Doch auch auf dem Dach tat sich einiges.
Yu hauchte ein kurzes "Danke", bevor sie den nächsten Bandit mit dem Bogen erledigte.
Amany wollte sie gerade noch warnen, als ein weiterer nach dem Fuß der Chinesin griff und diesen umklammerte.
"Shaaaa!" brüllte Yu entschlossen, machte eine Drehung und schlug mit dem Schienbein gegen den Kopf des bärtigen, der schließlich hinunter stürzte.
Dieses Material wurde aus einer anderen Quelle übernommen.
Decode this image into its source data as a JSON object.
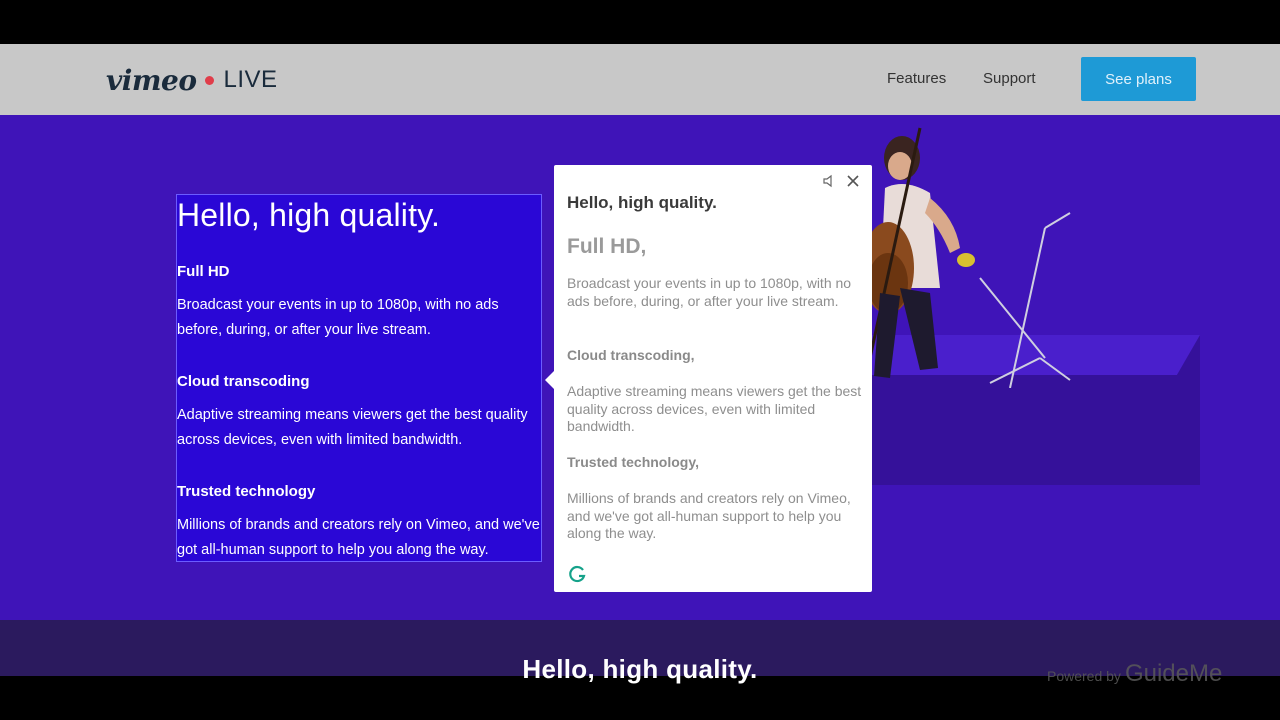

Überrascht blickte die junge Ägypterin zu Yu. Sie konnte kaum glauben, dass so eine kleine, zierliche Frau soviel Kraft hatte, auch wenn sie es eben mit eigenen Augen gesehen hatte. Plötzlich hörte Amany einen surrenden Pfeil, der in ihre Richtung flog.
"Vorsicht!" rief die Ägypterin und schubste die Chinesin hinter den Heuballen, während der Pfeil Amany knapp verfehlte.
"Bist du okay?" erkundigte sich die Ägypterin, während sie ebenfalls in Deckung ging.